Daniel Arbino is a graduate student...

Daniel Arbino is a graduate student at the University of Arizona's iSchool pursuing a Master's in Library and Information Science. He is a member of the Knowledge River, a program that specializes in diverse cultural practices within the field of Library and Information Sciences with a focus on Hispanic and Native American communities in the Southwest. Within that program he serves as a graduate assistant. He also volunteers at the Bartlett Library at the Museum of International Folk Art, where he has processed collections on New Mexican artists from the WPA era and New Mexican NEA National Heritage Fellowship recipients. This summer he will be participating in the Rare Book School fellowship program.

Daniel has a Ph.D. in Latin American Literatures and Cultures from the University of Minnesota (2013). His dissertation is titled Orphans of the Other America: Contesting Community in Twentieth-Century Caribbean Literatures.
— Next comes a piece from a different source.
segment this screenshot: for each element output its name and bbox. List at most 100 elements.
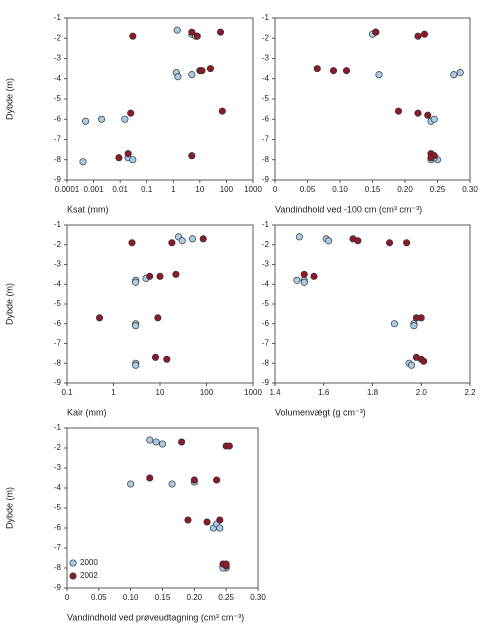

He has published articles, encyclopedia entries, and book reviews in the main journals in the field, such as Journal of Caribbean Literatures, Sargasso, PALARA, and Callaloo. His areas of focus include the African diaspora in the Caribbean and Latin America and representations and subversions of power in the regions. He also has experience as a college professor.

As a graduate student at the University of Arizona he has researched topics related to digitization initiatives in the Caribbean from a postcolonial perspective and digital preservation of Latin American photograph collections. After completing his degree, Daniel plans to work as a subject specialist at an academic library or special collections library where he can combine library and archival work.